Time allowing, I'll have a look at how this could be done and eventually submit a PR.

talevy commented 7 years ago

thanks!

consulthys commented 7 years ago

I've managed to make this work. The only problem is that the additional JAR that needs to be included/vendored isn't available on the official Maven repo (but on Confluent's repo at http://packages.confluent.io/maven/) which means that rake install_jars won't find it.

To make it work, I've added the Confluent repo into my settings.xml file, but this will neither work for other people nor for the automated build process. Has anyone an idea on how to go around this?

ph commented 7 years ago

@consulthys Nothing prevent us from using gradle here to manage that dependency?

consulthys commented 7 years ago

@ph thanks for your answer. So you mean switching to gradle instead of rake to manage the dependent JAR libraries in this plugin?

ph commented 7 years ago

@consulthys Yup, gradle already allow you to manage multiple maven repo out of the box, if you look at the beats this is what we use.

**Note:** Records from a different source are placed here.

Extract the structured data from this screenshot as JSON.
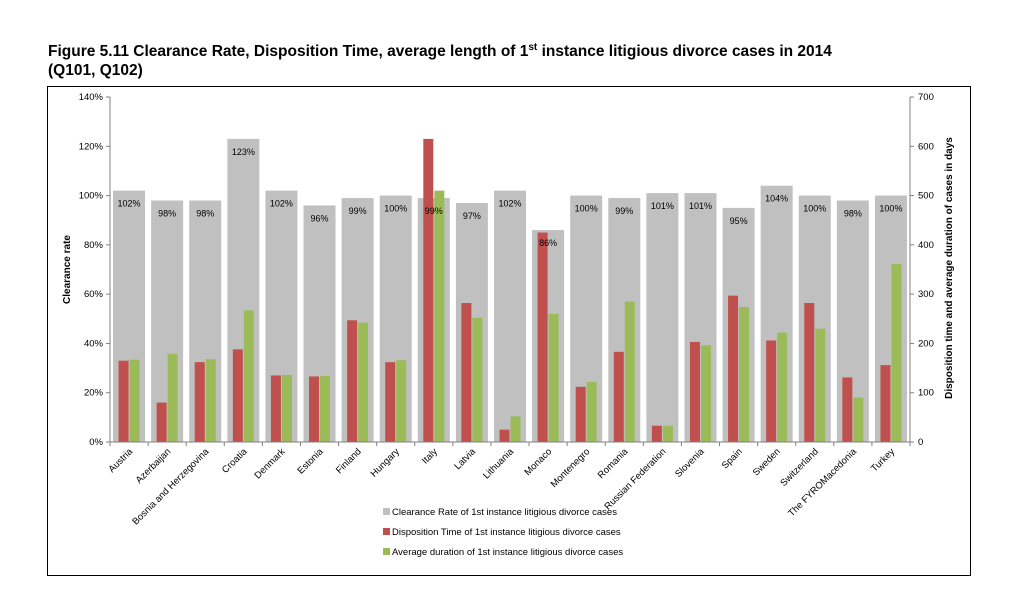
{
  "title": {
    "line1_pre": "Figure 5.11 Clearance Rate, Disposition Time, average length of 1",
    "line1_sup": "st",
    "line1_post": " instance litigious divorce cases in 2014",
    "line2": "(Q101, Q102)"
  },
  "chart_data": {
    "type": "bar",
    "categories": [
      "Austria",
      "Azerbaijan",
      "Bosnia and Herzegovina",
      "Croatia",
      "Denmark",
      "Estonia",
      "Finland",
      "Hungary",
      "Italy",
      "Latvia",
      "Lithuania",
      "Monaco",
      "Montenegro",
      "Romania",
      "Russian Federation",
      "Slovenia",
      "Spain",
      "Sweden",
      "Switzerland",
      "The FYROMacedonia",
      "Turkey"
    ],
    "series": [
      {
        "name": "Clearance Rate of 1st instance litigious divorce cases",
        "axis": "left",
        "color": "#c0c0c0",
        "values": [
          102,
          98,
          98,
          123,
          102,
          96,
          99,
          100,
          99,
          97,
          102,
          86,
          100,
          99,
          101,
          101,
          95,
          104,
          100,
          98,
          100
        ]
      },
      {
        "name": "Disposition Time  of 1st instance litigious divorce cases",
        "axis": "right",
        "color": "#c0504d",
        "values": [
          165,
          80,
          162,
          188,
          135,
          133,
          247,
          162,
          615,
          282,
          25,
          425,
          112,
          183,
          33,
          203,
          297,
          206,
          282,
          131,
          156
        ]
      },
      {
        "name": "Average duration of 1st instance litigious divorce cases",
        "axis": "right",
        "color": "#9bbb59",
        "values": [
          167,
          179,
          168,
          267,
          136,
          134,
          242,
          166,
          510,
          252,
          52,
          260,
          122,
          285,
          33,
          196,
          274,
          222,
          230,
          90,
          361
        ]
      }
    ],
    "data_labels": [
      "102%",
      "98%",
      "98%",
      "123%",
      "102%",
      "96%",
      "99%",
      "100%",
      "99%",
      "97%",
      "102%",
      "86%",
      "100%",
      "99%",
      "101%",
      "101%",
      "95%",
      "104%",
      "100%",
      "98%",
      "100%"
    ],
    "ylabel": "Clearance rate",
    "y2label": "Disposition  time and average duration of cases in days",
    "ylim": [
      0,
      140
    ],
    "yticks": [
      "0%",
      "20%",
      "40%",
      "60%",
      "80%",
      "100%",
      "120%",
      "140%"
    ],
    "y2lim": [
      0,
      700
    ],
    "y2ticks": [
      "0",
      "100",
      "200",
      "300",
      "400",
      "500",
      "600",
      "700"
    ],
    "legend_position": "bottom",
    "grid": false
  },
  "colors": {
    "clearance": "#c0c0c0",
    "disposition": "#c0504d",
    "duration": "#9bbb59",
    "axis": "#808080"
  }
}
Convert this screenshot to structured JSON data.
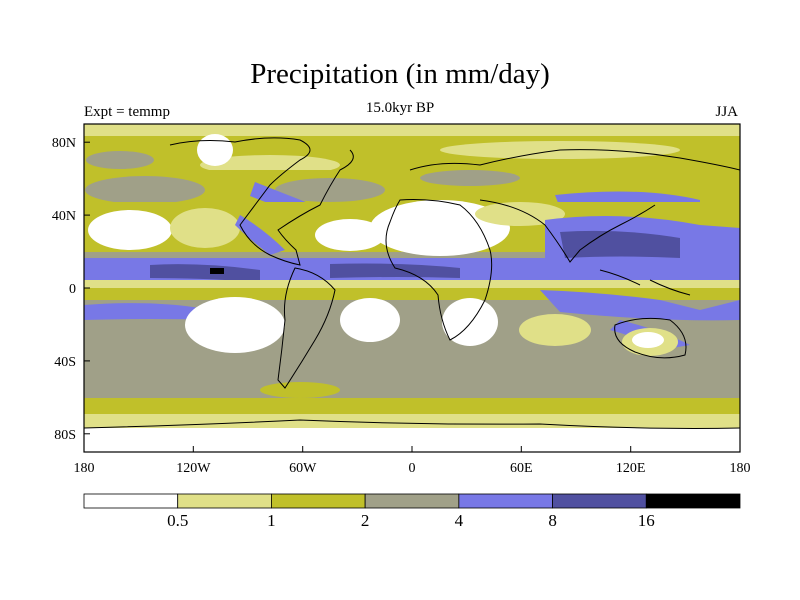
{
  "title": "Precipitation (in mm/day)",
  "subtitle": "15.0kyr BP",
  "left_label": "Expt = temmp",
  "right_label": "JJA",
  "x_ticks": [
    "180",
    "120W",
    "60W",
    "0",
    "60E",
    "120E",
    "180"
  ],
  "y_ticks": [
    "80N",
    "40N",
    "0",
    "40S",
    "80S"
  ],
  "colorbar": {
    "colors": [
      "#ffffff",
      "#e0e088",
      "#c0c02a",
      "#a0a088",
      "#7878e6",
      "#5050a0",
      "#000000"
    ],
    "labels": [
      "0.5",
      "1",
      "2",
      "4",
      "8",
      "16"
    ]
  },
  "colors": {
    "white": "#ffffff",
    "light_yellow": "#e0e088",
    "olive": "#c0c02a",
    "gray": "#a0a088",
    "blue": "#7878e6",
    "dark_blue": "#5050a0",
    "black": "#000000"
  }
}
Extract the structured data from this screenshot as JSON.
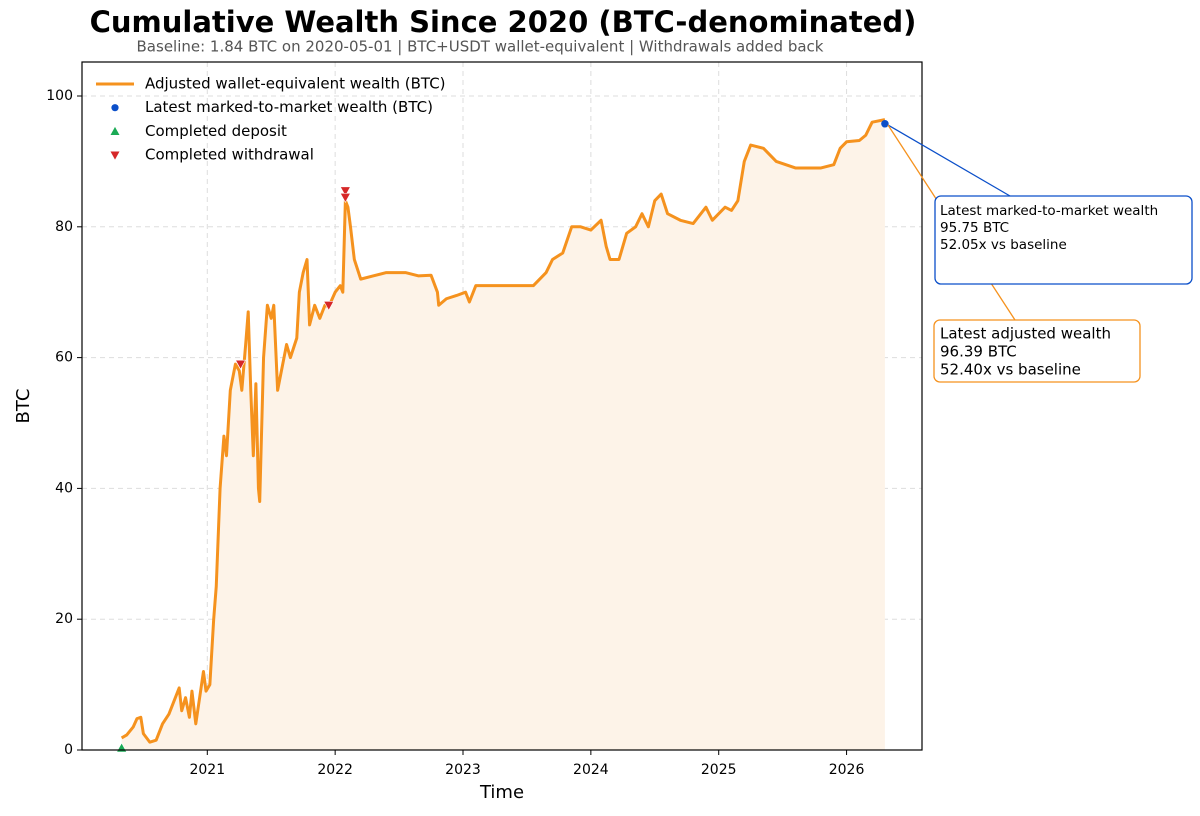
{
  "chart_data": {
    "type": "line",
    "title": "Cumulative Wealth Since 2020 (BTC-denominated)",
    "subtitle": "Baseline: 1.84 BTC on 2020-05-01 | BTC+USDT wallet-equivalent | Withdrawals added back",
    "x_label": "Time",
    "y_label": "BTC",
    "xlim": [
      2020.02,
      2026.59
    ],
    "xticks": [
      2021,
      2022,
      2023,
      2024,
      2025,
      2026
    ],
    "ylim": [
      0,
      105.2
    ],
    "yticks": [
      0,
      20,
      40,
      60,
      80,
      100
    ],
    "grid": true,
    "legend": "upper left",
    "series": [
      {
        "name": "Adjusted wallet-equivalent wealth (BTC)",
        "color": "#f5921e",
        "marker": "line",
        "fill": "#fdf3e8",
        "x": [
          2020.33,
          2020.37,
          2020.42,
          2020.45,
          2020.48,
          2020.5,
          2020.55,
          2020.6,
          2020.65,
          2020.7,
          2020.75,
          2020.78,
          2020.8,
          2020.83,
          2020.86,
          2020.88,
          2020.91,
          2020.94,
          2020.97,
          2020.99,
          2021.02,
          2021.05,
          2021.07,
          2021.1,
          2021.13,
          2021.15,
          2021.18,
          2021.22,
          2021.25,
          2021.27,
          2021.3,
          2021.32,
          2021.34,
          2021.36,
          2021.38,
          2021.4,
          2021.41,
          2021.44,
          2021.47,
          2021.5,
          2021.52,
          2021.55,
          2021.58,
          2021.62,
          2021.65,
          2021.7,
          2021.72,
          2021.75,
          2021.78,
          2021.8,
          2021.84,
          2021.88,
          2021.92,
          2021.95,
          2022.0,
          2022.04,
          2022.06,
          2022.08,
          2022.1,
          2022.12,
          2022.15,
          2022.2,
          2022.3,
          2022.4,
          2022.55,
          2022.65,
          2022.75,
          2022.8,
          2022.81,
          2022.87,
          2022.95,
          2023.02,
          2023.05,
          2023.1,
          2023.2,
          2023.4,
          2023.55,
          2023.65,
          2023.7,
          2023.78,
          2023.85,
          2023.92,
          2024.0,
          2024.08,
          2024.12,
          2024.15,
          2024.22,
          2024.28,
          2024.35,
          2024.4,
          2024.45,
          2024.5,
          2024.55,
          2024.6,
          2024.7,
          2024.8,
          2024.9,
          2024.95,
          2025.0,
          2025.05,
          2025.1,
          2025.15,
          2025.2,
          2025.25,
          2025.35,
          2025.45,
          2025.6,
          2025.8,
          2025.9,
          2025.95,
          2026.0,
          2026.1,
          2026.15,
          2026.2,
          2026.3
        ],
        "values": [
          1.84,
          2.3,
          3.5,
          4.8,
          5,
          2.5,
          1.2,
          1.5,
          4,
          5.5,
          8,
          9.5,
          6,
          8,
          5,
          9,
          4,
          8,
          12,
          9,
          10,
          20,
          25,
          40,
          48,
          45,
          55,
          59,
          58,
          55,
          62,
          67,
          55,
          45,
          56,
          40,
          38,
          60,
          68,
          66,
          68,
          55,
          58,
          62,
          60,
          63,
          70,
          73,
          75,
          65,
          68,
          66,
          68,
          67.8,
          70,
          71,
          70,
          84,
          83,
          80,
          75,
          72,
          72.5,
          73,
          73,
          72.5,
          72.6,
          70,
          68,
          69,
          69.5,
          70,
          68.5,
          71,
          71,
          71,
          71,
          73,
          75,
          76,
          80,
          80,
          79.5,
          81,
          77,
          75,
          75,
          79,
          80,
          82,
          80,
          84,
          85,
          82,
          81,
          80.5,
          83,
          81,
          82,
          83,
          82.5,
          84,
          90,
          92.5,
          92,
          90,
          89,
          89,
          89.5,
          92,
          93,
          93.2,
          94,
          96,
          96.39
        ]
      },
      {
        "name": "Latest marked-to-market wealth (BTC)",
        "color": "#0b4fc9",
        "marker": "circle",
        "x": [
          2026.3
        ],
        "values": [
          95.75
        ]
      },
      {
        "name": "Completed deposit",
        "color": "#1aaa55",
        "marker": "triangle-up",
        "x": [
          2020.33
        ],
        "values": [
          0.3
        ]
      },
      {
        "name": "Completed withdrawal",
        "color": "#d62728",
        "marker": "triangle-down",
        "x": [
          2021.26,
          2021.95,
          2022.08,
          2022.08
        ],
        "values": [
          59,
          68,
          85.5,
          84.5
        ]
      }
    ],
    "annotations": [
      {
        "lines": [
          "Latest marked-to-market wealth",
          "95.75 BTC",
          "52.05x vs baseline"
        ]
      },
      {
        "lines": [
          "Latest adjusted wealth",
          "96.39 BTC",
          "52.40x vs baseline"
        ]
      }
    ]
  }
}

There is only one caveat, you need to make sure that bundle exec rake vendor trigger the right gradle task to package the jars. This because our publish bot only know about that task and nothing about gradle. If you look at the beats Rakefile you will see how we do it.

consulthys commented 7 years ago

Thanks for the guidance @ph, I'll have a look and see how this can be done.

consulthys commented 7 years ago

So we have a Spring Integration application that produces bulk ES messages into a Kafka topic and a Logstash process that consumes that topic. Both the Java producer and the Logstash consumer have the interceptor.classes setting enabled so they can send monitoring metrics to the Confluent Control Center.

Here is a quick glimpse at what this new feature enables: real-time topic production/consumption monitoring ;-)

capture d ecran 2017-06-13 a 09 36 48

consulthys commented 7 years ago

One issue I see with this, though, is that if we allow anyone to specify this setting they can only reference a Java class that's been pre-packaged with the plugin (currently only the Confluent monitoring-interceptors package). This makes this feature a bit awkward to use.

Does anyone have any idea on how to go around this limitation?